Il dolore articolare viene spesso associato all’avanzare dell’età. È una convinzione comune, rassicurante, ma nella maggior parte dei casi riduttiva.
Molte persone convivono per anni con rigidità, fastidi o dolori ricorrenti pensando che siano normali. In realtà, il dolore articolare è spesso il risultato di adattamenti e compensi che il corpo costruisce nel tempo, non dell’età in sé.
Comprendere questo cambia completamente il modo di leggere il dolore e di intervenire.
Il corpo si adatta prima di far male
Il corpo umano è progettato per adattarsi. Quando un movimento diventa meno efficiente, quando un’articolazione perde mobilità o quando un distretto lavora più di un altro, il sistema trova automaticamente strategie alternative per continuare a muoversi.

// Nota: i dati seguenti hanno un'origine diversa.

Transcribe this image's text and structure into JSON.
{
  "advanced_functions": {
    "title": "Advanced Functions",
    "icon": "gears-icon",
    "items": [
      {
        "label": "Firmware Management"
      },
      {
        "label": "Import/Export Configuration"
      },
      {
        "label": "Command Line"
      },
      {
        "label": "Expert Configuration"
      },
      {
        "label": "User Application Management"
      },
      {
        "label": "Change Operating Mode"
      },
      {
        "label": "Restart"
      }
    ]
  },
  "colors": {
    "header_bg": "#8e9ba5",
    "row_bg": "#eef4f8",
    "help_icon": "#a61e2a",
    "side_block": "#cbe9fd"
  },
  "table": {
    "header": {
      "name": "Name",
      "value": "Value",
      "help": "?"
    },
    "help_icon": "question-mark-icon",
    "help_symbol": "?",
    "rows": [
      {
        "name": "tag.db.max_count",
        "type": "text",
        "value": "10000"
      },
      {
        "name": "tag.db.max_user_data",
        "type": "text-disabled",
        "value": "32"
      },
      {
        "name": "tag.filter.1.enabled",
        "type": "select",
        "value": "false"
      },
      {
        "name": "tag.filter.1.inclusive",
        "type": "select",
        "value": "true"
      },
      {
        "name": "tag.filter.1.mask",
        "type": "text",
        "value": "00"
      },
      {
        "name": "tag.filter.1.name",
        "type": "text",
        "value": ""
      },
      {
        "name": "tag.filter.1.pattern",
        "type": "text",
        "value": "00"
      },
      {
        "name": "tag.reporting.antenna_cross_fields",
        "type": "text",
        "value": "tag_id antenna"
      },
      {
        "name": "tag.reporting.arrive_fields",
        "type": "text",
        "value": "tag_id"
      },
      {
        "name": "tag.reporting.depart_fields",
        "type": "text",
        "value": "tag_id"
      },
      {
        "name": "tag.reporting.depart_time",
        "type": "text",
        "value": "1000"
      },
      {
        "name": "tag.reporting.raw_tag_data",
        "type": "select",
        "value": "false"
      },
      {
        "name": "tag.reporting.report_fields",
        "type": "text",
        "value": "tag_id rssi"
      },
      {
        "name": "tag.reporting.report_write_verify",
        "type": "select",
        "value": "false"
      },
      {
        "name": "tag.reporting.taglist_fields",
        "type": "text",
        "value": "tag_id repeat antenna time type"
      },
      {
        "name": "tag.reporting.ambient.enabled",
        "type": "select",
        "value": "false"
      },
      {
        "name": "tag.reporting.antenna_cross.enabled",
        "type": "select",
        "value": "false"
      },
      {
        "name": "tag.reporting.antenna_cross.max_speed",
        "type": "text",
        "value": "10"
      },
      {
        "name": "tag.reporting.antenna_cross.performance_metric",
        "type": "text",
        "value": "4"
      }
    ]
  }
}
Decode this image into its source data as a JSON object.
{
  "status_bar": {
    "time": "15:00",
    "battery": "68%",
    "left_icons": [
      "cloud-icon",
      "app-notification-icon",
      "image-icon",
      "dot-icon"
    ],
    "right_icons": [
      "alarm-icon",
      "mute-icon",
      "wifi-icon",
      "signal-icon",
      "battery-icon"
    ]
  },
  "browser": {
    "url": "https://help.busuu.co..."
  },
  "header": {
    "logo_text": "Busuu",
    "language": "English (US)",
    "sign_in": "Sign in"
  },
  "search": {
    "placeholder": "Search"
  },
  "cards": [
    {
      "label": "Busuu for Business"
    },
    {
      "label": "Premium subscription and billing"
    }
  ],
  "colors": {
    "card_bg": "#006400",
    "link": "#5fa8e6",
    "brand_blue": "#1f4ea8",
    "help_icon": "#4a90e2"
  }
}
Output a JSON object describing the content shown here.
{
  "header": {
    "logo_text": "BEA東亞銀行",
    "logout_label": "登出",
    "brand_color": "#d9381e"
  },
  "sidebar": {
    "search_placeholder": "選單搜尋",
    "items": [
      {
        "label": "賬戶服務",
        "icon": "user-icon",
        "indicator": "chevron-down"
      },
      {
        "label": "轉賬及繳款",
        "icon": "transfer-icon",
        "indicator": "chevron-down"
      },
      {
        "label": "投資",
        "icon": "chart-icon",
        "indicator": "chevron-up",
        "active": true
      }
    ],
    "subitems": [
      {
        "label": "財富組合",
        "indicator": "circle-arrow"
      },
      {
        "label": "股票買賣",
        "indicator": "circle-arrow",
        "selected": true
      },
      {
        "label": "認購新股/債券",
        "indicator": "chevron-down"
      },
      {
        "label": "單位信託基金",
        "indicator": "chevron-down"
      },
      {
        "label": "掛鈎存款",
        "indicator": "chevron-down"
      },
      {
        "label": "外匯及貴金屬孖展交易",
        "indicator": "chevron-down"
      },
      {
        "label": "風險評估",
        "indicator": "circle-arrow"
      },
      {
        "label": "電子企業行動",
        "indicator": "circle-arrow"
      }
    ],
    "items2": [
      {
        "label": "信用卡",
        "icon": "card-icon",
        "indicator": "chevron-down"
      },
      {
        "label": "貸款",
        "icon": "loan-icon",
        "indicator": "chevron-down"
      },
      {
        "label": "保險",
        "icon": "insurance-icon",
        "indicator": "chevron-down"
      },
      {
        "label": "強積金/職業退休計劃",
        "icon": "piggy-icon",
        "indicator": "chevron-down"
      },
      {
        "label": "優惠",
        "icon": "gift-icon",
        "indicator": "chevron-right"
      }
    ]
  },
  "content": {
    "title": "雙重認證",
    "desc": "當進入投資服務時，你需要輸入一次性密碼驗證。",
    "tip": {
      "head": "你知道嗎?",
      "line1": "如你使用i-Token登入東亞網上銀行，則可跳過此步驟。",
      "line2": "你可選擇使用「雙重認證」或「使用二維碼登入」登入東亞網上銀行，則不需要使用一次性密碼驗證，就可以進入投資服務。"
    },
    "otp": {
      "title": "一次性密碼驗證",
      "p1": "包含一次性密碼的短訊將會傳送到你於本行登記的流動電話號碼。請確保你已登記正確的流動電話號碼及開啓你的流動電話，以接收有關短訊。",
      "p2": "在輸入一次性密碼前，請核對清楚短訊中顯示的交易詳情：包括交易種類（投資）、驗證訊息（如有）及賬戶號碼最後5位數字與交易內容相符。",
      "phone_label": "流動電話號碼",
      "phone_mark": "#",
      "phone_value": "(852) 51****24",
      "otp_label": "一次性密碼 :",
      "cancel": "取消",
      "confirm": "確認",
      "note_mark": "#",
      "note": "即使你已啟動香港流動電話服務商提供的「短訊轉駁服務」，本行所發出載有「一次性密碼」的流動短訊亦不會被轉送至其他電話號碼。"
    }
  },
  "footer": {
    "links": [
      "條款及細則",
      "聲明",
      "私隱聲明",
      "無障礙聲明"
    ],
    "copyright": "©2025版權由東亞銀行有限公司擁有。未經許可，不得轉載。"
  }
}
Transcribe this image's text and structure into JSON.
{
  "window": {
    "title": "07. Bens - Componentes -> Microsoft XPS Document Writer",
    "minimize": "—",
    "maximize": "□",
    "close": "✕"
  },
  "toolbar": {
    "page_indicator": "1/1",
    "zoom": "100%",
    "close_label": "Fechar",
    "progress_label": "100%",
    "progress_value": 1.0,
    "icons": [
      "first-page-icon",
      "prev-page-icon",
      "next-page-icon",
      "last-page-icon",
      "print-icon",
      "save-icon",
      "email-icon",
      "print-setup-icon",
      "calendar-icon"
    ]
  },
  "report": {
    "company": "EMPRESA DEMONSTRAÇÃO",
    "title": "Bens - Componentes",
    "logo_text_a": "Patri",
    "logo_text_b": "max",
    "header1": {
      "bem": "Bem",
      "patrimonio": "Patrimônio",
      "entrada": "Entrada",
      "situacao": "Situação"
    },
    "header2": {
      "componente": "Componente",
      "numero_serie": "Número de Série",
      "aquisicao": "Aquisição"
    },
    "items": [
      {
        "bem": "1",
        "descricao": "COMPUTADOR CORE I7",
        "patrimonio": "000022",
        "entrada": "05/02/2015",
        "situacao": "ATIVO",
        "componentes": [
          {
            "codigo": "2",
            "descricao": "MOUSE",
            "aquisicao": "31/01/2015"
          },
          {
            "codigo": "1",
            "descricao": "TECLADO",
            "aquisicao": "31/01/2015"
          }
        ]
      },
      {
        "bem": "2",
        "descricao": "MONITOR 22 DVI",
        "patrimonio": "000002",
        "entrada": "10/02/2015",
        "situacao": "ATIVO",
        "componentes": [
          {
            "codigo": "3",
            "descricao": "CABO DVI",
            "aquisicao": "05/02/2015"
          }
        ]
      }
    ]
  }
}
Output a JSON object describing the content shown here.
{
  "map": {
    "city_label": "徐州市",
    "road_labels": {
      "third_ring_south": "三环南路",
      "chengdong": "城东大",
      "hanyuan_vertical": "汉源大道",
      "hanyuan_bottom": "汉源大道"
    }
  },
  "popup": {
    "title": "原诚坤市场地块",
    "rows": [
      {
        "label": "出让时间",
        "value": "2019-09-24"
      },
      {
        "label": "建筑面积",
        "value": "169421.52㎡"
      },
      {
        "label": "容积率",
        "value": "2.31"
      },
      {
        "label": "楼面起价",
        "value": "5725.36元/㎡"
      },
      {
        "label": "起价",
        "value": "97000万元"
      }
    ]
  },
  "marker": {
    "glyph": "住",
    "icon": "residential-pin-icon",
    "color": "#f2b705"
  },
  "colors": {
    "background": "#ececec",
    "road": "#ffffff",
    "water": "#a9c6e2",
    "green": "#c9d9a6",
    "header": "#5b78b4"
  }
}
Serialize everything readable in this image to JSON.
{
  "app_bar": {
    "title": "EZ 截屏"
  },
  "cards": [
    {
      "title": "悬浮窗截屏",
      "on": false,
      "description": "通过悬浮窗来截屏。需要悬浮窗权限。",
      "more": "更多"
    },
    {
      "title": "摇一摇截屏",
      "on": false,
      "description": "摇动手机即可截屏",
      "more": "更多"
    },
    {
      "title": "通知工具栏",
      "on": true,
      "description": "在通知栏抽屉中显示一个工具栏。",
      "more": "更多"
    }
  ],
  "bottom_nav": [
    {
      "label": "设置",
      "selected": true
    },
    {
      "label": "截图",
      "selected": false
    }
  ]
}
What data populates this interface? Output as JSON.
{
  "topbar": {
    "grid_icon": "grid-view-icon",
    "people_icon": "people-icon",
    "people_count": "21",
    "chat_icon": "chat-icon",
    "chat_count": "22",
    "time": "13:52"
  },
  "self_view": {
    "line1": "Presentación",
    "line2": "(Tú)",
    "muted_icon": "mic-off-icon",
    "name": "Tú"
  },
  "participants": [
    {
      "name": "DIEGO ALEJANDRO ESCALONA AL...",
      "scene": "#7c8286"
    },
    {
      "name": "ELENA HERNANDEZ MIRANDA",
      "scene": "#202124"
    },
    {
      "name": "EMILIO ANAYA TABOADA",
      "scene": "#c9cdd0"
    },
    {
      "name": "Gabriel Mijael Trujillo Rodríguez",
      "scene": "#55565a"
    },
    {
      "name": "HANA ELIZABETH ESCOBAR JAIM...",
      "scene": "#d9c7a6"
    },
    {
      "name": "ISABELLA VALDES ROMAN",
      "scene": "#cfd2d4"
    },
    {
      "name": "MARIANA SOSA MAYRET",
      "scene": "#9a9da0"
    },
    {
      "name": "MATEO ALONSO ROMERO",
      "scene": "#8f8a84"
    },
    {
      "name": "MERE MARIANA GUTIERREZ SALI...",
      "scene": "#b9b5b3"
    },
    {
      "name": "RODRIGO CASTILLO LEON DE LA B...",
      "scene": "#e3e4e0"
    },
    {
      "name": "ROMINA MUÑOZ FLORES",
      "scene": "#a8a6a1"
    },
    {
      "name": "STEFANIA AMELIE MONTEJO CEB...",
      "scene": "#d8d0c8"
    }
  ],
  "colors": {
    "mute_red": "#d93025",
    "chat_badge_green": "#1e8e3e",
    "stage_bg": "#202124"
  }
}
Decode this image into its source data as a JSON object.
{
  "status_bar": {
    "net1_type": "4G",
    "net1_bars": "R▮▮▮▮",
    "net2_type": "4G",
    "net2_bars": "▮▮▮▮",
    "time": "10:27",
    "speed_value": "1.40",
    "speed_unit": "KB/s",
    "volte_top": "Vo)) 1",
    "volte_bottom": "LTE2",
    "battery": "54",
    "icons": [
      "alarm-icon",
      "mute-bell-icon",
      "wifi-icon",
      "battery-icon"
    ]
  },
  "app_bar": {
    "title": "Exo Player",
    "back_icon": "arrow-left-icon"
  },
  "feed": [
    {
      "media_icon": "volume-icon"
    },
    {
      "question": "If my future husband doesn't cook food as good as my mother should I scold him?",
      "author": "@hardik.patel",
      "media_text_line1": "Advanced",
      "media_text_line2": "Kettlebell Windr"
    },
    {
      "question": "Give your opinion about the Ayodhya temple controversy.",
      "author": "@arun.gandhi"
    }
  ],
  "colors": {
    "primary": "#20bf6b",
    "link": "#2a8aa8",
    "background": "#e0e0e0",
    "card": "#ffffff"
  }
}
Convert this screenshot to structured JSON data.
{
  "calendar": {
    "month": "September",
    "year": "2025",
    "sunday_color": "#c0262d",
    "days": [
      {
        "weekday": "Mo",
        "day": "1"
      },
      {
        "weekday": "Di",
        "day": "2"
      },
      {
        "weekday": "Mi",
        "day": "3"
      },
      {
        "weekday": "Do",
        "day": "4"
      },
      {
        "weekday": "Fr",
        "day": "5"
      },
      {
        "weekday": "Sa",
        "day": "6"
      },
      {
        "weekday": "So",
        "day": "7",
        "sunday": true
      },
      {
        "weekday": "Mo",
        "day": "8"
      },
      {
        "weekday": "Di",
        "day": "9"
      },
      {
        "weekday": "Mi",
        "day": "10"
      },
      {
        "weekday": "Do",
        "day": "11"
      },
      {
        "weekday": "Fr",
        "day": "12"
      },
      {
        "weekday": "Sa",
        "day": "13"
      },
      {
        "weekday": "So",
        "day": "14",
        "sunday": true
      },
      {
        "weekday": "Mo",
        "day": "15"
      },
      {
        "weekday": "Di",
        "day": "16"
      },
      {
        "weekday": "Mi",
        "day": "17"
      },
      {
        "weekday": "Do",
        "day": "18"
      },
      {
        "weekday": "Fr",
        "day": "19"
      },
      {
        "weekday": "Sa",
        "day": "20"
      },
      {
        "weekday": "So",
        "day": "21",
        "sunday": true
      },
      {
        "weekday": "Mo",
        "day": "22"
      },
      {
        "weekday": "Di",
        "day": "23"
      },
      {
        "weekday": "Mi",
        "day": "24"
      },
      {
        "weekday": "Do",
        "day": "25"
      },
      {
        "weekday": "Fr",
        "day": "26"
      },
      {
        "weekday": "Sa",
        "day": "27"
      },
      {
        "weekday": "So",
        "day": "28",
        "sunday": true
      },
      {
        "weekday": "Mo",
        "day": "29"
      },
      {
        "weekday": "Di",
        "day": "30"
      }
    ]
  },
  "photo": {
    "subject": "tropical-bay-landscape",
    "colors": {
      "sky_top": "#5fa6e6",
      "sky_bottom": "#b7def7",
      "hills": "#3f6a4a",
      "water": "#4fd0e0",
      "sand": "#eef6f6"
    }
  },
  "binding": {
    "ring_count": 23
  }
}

All’inizio questi compensi funzionano:
- permettono di evitare il dolore
- mantengono la funzionalità
- consentono di continuare le attività quotidiane
Con il tempo però diventano rigidi, costosi e poco efficienti. È in questa fase che compaiono:
- rigidità articolare
- dolori intermittenti
- sensazioni di blocco o pesantezza
Il dolore, quindi, non è l’inizio del problema, ma spesso il suo ultimo segnale.
Dolore articolare ed età: perché vengono confusi
Con il passare degli anni aumentano:
- le abitudini ripetitive
- i carichi mal distribuiti
- la riduzione della varietà di movimento
Questo porta a pensare che sia l’età a causare il dolore. In realtà, due persone della stessa età possono avere condizioni fisiche completamente diverse.
La differenza non è negli anni, ma in:
- come ci si è mossi nel tempo
- come il corpo si è adattato
- da quanto tempo sta compensando senza essere ascoltato
Ogni corpo ha una storia diversa
Uno degli errori più comuni è trattare il dolore come qualcosa di standard.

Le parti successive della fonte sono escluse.